Dengan demikian, maka istri tidak dituntut untuk bekerja mencari nafkah untuk memenuhi kebutuhan hidupnya. Namun dalam kenyataan kita banyak menemui wanita atau istri yang bekerja. Hal ini dimungkinkan karena beberapa sebab antara lain:
1. Disuruh suami atau orang tua karena kondisi keuangan keluarga masih belum mencukupi.
2. Karena keinginan istri atau wanita itu sendiri karena memiliki ilmu dan keterampilan, meskipun keuangan keluarga tidak kekurangan dan mendapat izin dari suami.
3. Keinginan wanita atau istri karena kekurangan keuangan keluarga dan diizinkan suami.

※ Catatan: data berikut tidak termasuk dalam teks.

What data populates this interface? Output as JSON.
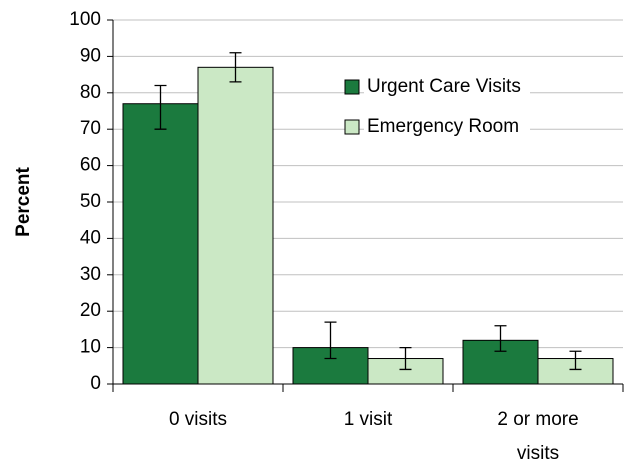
{
  "chart_data": {
    "type": "bar",
    "y_label": "Percent",
    "categories": [
      "0 visits",
      "1 visit",
      "2 or more visits"
    ],
    "series": [
      {
        "name": "Urgent Care Visits",
        "color": "#1b7a3e",
        "values": [
          77,
          10,
          12
        ],
        "lower": [
          70,
          7,
          9
        ],
        "upper": [
          82,
          17,
          16
        ]
      },
      {
        "name": "Emergency Room",
        "color": "#cbe8c5",
        "values": [
          87,
          7,
          7
        ],
        "lower": [
          83,
          4,
          4
        ],
        "upper": [
          91,
          10,
          9
        ]
      }
    ],
    "ylim": [
      0,
      100
    ],
    "yticks": [
      0,
      10,
      20,
      30,
      40,
      50,
      60,
      70,
      80,
      90,
      100
    ],
    "grid": true
  }
}
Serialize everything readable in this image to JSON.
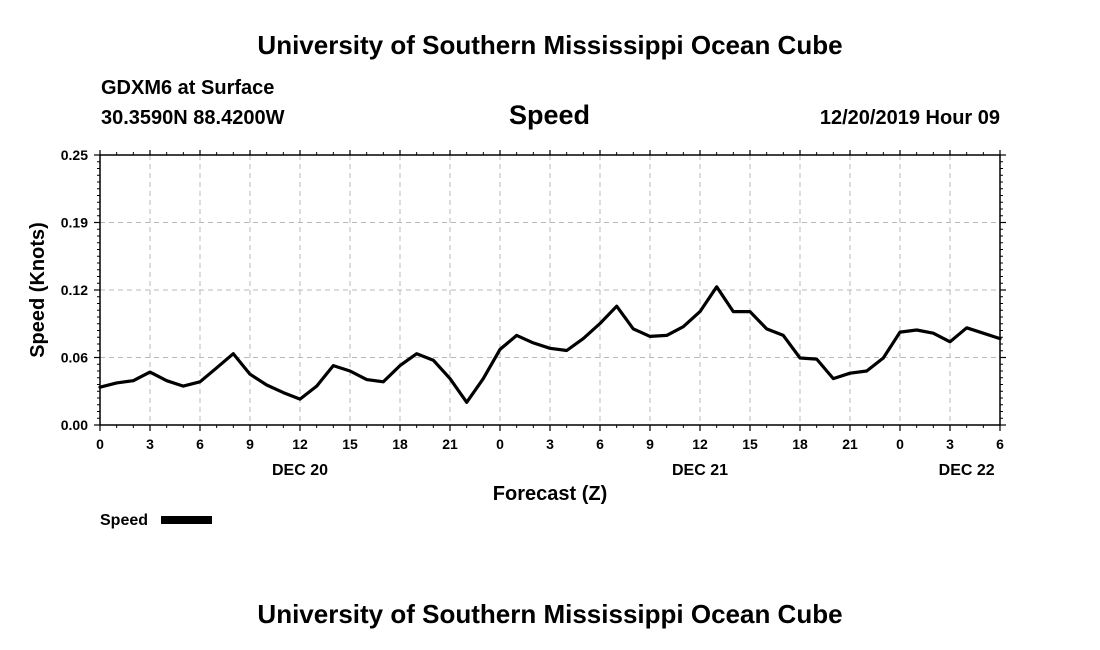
{
  "header": {
    "top_title": "University of Southern Mississippi Ocean Cube",
    "station": "GDXM6 at Surface",
    "coordinates": "30.3590N 88.4200W",
    "valid_time": "12/20/2019 Hour 09",
    "bottom_title": "University of Southern Mississippi Ocean Cube"
  },
  "chart_data": {
    "type": "line",
    "title": "Speed",
    "xlabel": "Forecast (Z)",
    "ylabel": "Speed (Knots)",
    "ylim": [
      0,
      0.25
    ],
    "xlim": [
      0,
      54
    ],
    "yticks": [
      "0.00",
      "0.06",
      "0.12",
      "0.19",
      "0.25"
    ],
    "ytick_values": [
      0,
      0.0625,
      0.125,
      0.1875,
      0.25
    ],
    "xticks": [
      0,
      3,
      6,
      9,
      12,
      15,
      18,
      21,
      24,
      27,
      30,
      33,
      36,
      39,
      42,
      45,
      48,
      51,
      54
    ],
    "xtick_labels": [
      "0",
      "3",
      "6",
      "9",
      "12",
      "15",
      "18",
      "21",
      "0",
      "3",
      "6",
      "9",
      "12",
      "15",
      "18",
      "21",
      "0",
      "3",
      "6"
    ],
    "day_labels": [
      {
        "label": "DEC 20",
        "x": 12
      },
      {
        "label": "DEC 21",
        "x": 36
      },
      {
        "label": "DEC 22",
        "x": 52
      }
    ],
    "grid": true,
    "legend": {
      "label": "Speed",
      "position": "bottom-left"
    },
    "series": [
      {
        "name": "Speed",
        "x": [
          0,
          1,
          2,
          3,
          4,
          5,
          6,
          7,
          8,
          9,
          10,
          11,
          12,
          13,
          14,
          15,
          16,
          17,
          18,
          19,
          20,
          21,
          22,
          23,
          24,
          25,
          26,
          27,
          28,
          29,
          30,
          31,
          32,
          33,
          34,
          35,
          36,
          37,
          38,
          39,
          40,
          41,
          42,
          43,
          44,
          45,
          46,
          47,
          48,
          49,
          50,
          51,
          52,
          53,
          54
        ],
        "values": [
          0.035,
          0.039,
          0.041,
          0.049,
          0.041,
          0.036,
          0.04,
          0.053,
          0.066,
          0.047,
          0.037,
          0.03,
          0.024,
          0.036,
          0.055,
          0.05,
          0.042,
          0.04,
          0.055,
          0.066,
          0.06,
          0.043,
          0.021,
          0.043,
          0.07,
          0.083,
          0.076,
          0.071,
          0.069,
          0.08,
          0.094,
          0.11,
          0.089,
          0.082,
          0.083,
          0.091,
          0.105,
          0.128,
          0.105,
          0.105,
          0.089,
          0.083,
          0.062,
          0.061,
          0.043,
          0.048,
          0.05,
          0.062,
          0.086,
          0.088,
          0.085,
          0.077,
          0.09,
          0.085,
          0.08
        ]
      }
    ]
  }
}
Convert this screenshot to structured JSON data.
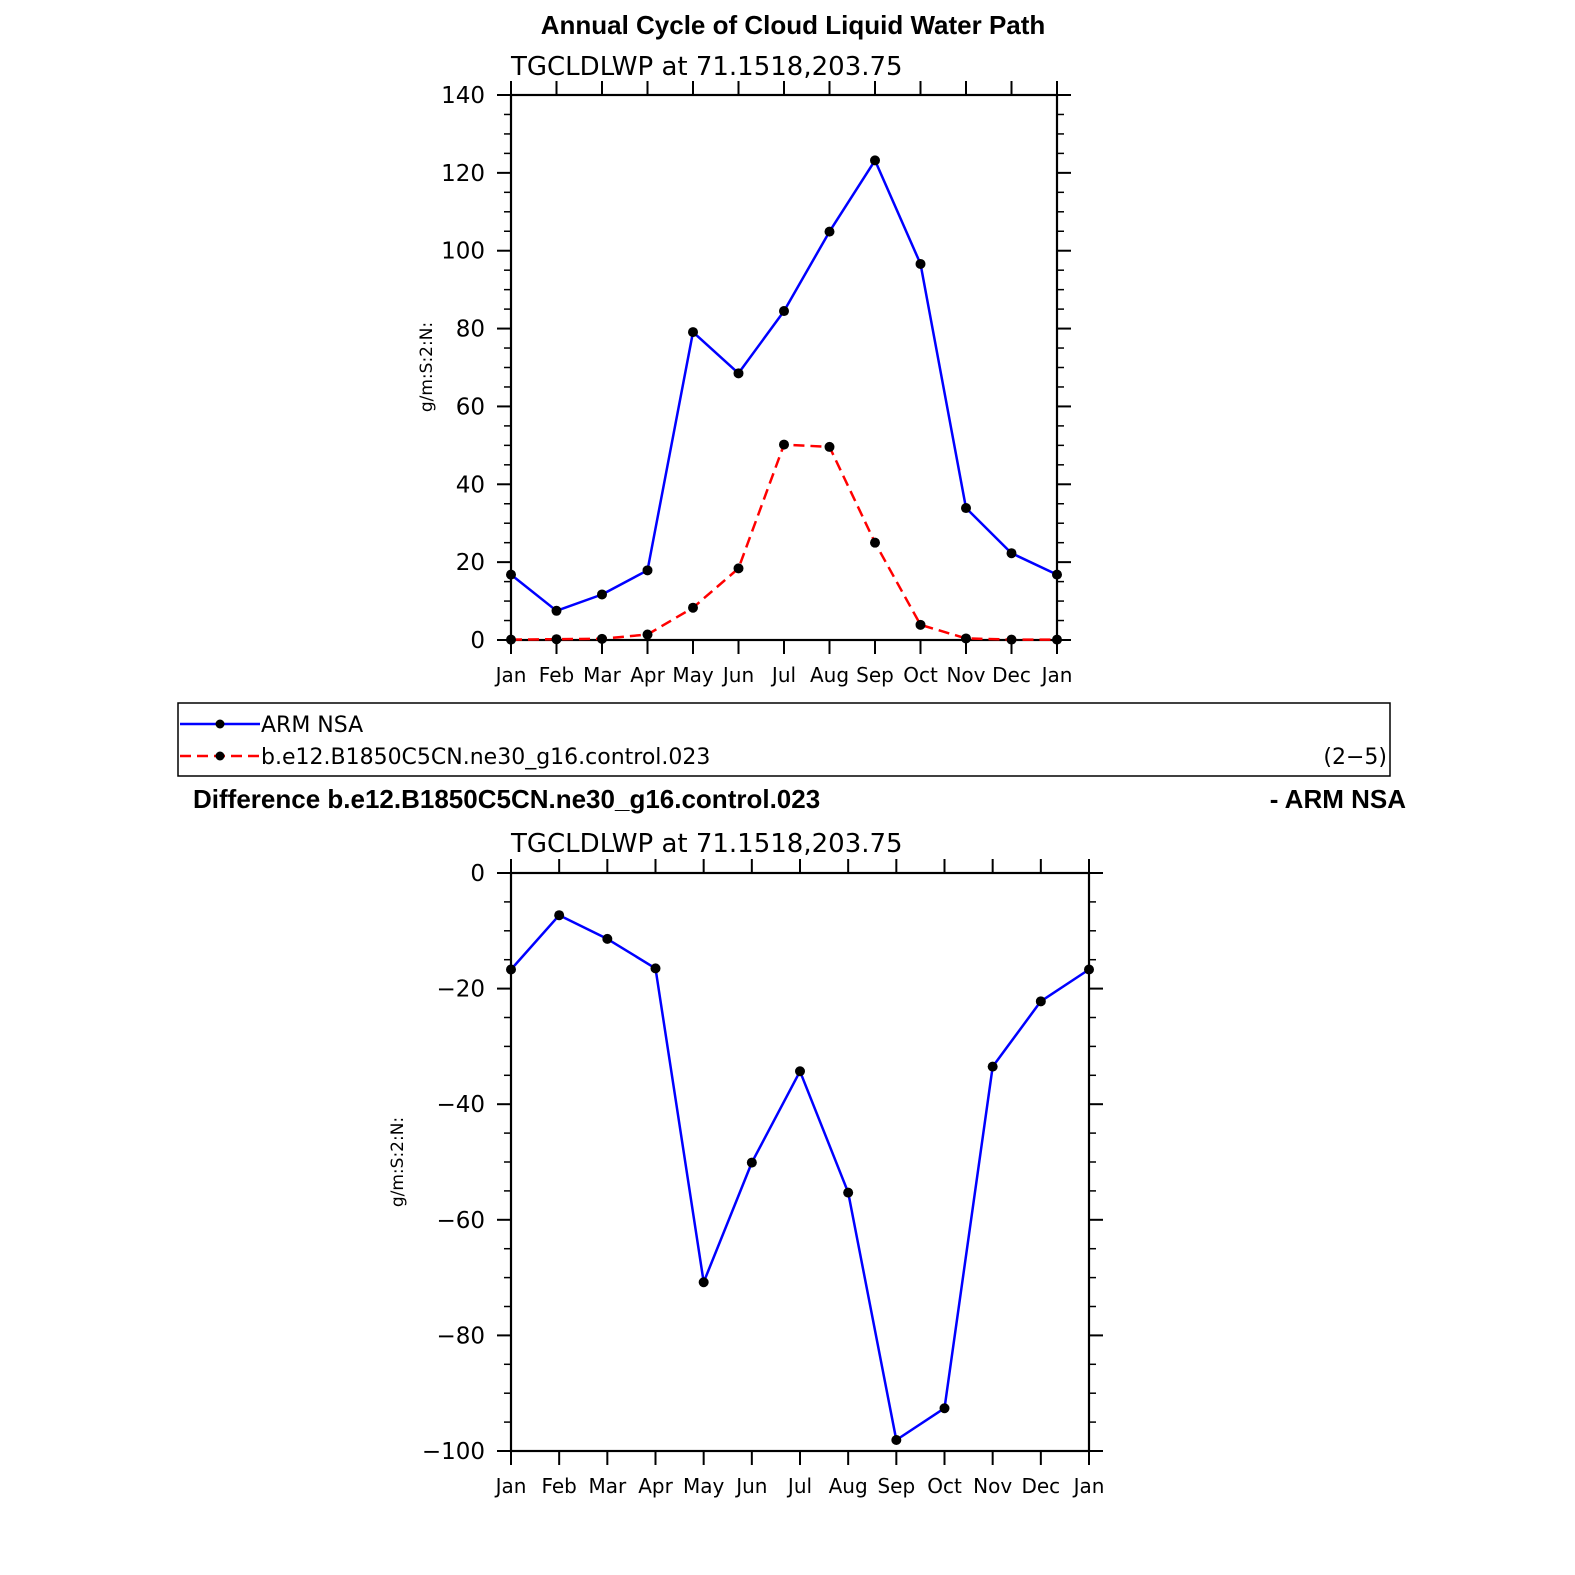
{
  "chart_data": [
    {
      "type": "line",
      "title": "Annual Cycle of Cloud Liquid Water Path",
      "subtitle": "TGCLDLWP at 71.1518,203.75",
      "xlabel": "",
      "ylabel": "g/m:S:2:N:",
      "categories": [
        "Jan",
        "Feb",
        "Mar",
        "Apr",
        "May",
        "Jun",
        "Jul",
        "Aug",
        "Sep",
        "Oct",
        "Nov",
        "Dec",
        "Jan"
      ],
      "ylim": [
        0,
        140
      ],
      "yticks": [
        "0",
        "20",
        "40",
        "60",
        "80",
        "100",
        "120",
        "140"
      ],
      "series": [
        {
          "name": "ARM NSA",
          "color": "#0000ff",
          "dash": "solid",
          "values": [
            16.8,
            7.5,
            11.7,
            17.9,
            79.1,
            68.5,
            84.5,
            104.9,
            123.2,
            96.6,
            33.9,
            22.3,
            16.8
          ]
        },
        {
          "name": "b.e12.B1850C5CN.ne30_g16.control.023",
          "color": "#ff0000",
          "dash": "dashed",
          "values": [
            0.1,
            0.2,
            0.3,
            1.4,
            8.3,
            18.4,
            50.2,
            49.6,
            25.0,
            3.9,
            0.4,
            0.1,
            0.1
          ]
        }
      ]
    },
    {
      "type": "line",
      "title_left": "Difference b.e12.B1850C5CN.ne30_g16.control.023",
      "title_right": "- ARM NSA",
      "subtitle": "TGCLDLWP at 71.1518,203.75",
      "xlabel": "",
      "ylabel": "g/m:S:2:N:",
      "categories": [
        "Jan",
        "Feb",
        "Mar",
        "Apr",
        "May",
        "Jun",
        "Jul",
        "Aug",
        "Sep",
        "Oct",
        "Nov",
        "Dec",
        "Jan"
      ],
      "ylim": [
        -100,
        0
      ],
      "yticks": [
        "0",
        "−20",
        "−40",
        "−60",
        "−80",
        "−100"
      ],
      "series": [
        {
          "name": "",
          "color": "#0000ff",
          "dash": "solid",
          "values": [
            -16.7,
            -7.3,
            -11.4,
            -16.5,
            -70.8,
            -50.1,
            -34.3,
            -55.3,
            -98.1,
            -92.6,
            -33.5,
            -22.2,
            -16.7
          ]
        }
      ]
    }
  ],
  "legend": {
    "entries": [
      {
        "label": "ARM NSA",
        "color": "#0000ff",
        "dash": "solid"
      },
      {
        "label": "b.e12.B1850C5CN.ne30_g16.control.023",
        "color": "#ff0000",
        "dash": "dashed"
      }
    ],
    "note": "(2−5)"
  }
}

Wanita istri yang bekerja karena sebab-sebab tersebut di atas dibolehkan dalam ajaran Islam dengan syarat sebagai berikut :
1. Mendapat izin dari suami atau orang tua (bagi wanita yang belum bersuami).
2. Dalam rangka taat kepada Allah dan suaminya.
3. Dapat menjaga diri.
4. Berjilbab atau menutup aurat.
5. Tidak menimbulkan fitnah danh ma’siat.
6. Tugas pokok kodrati wanita, istri dan ibu tidak terabaikan.
Berdasarkan uraian tersebut di atas, maka dapat diutarakan di sini tentang beberapa hukum wanita /istri bekerja:
1. Wajib, jika disuruh oleh suami atau orang tuanya dan dapat melaksanakan syarat-syaratnya.
2. Sunnah, jika mendapat izin dari suami/orang tua dan dapat melaksanakan syarat-syaratnya serta hasilnya dibutuhkan oleh keluarga.
3. Makruh, jika mendapat izin dari suami/orang tua dan dapat melaksanakan syarat-syaratnya, tapi hasilnya tidak dibutuhkan oleh keluarga karena sudah tercukupi dari hasil kerja suaminya.
4. Haram, jika tidak mendapatkan izin dari suami/orang tua atau tidak dapat melaksanakan syarat-syaratnya. Karena hal ini akan menimbulkan kerusakan di rumah anatra lain terjadinya PIL (Pria Idaman Lain), WIL, perzinaan dan bentuk-bentuk kemaksiatan yang lain.
Wanita/istri yang bekerja memang ada keuntungan atau segi positifnya antara lain: bertambahnya sumber finansial, meluasnya network (jaringan hubungan), adanya kesempatan menyalurkan bakat dan hobi, terbukanya kesempatan untuk mewujudkan citra diri yang positif dan lain-lain, namun di sisi lain kadang-kadang dihadapkan pada resiko yang buruk antara lain:
1. Terabaikannya keluarga karena kesibukan di luar rumah.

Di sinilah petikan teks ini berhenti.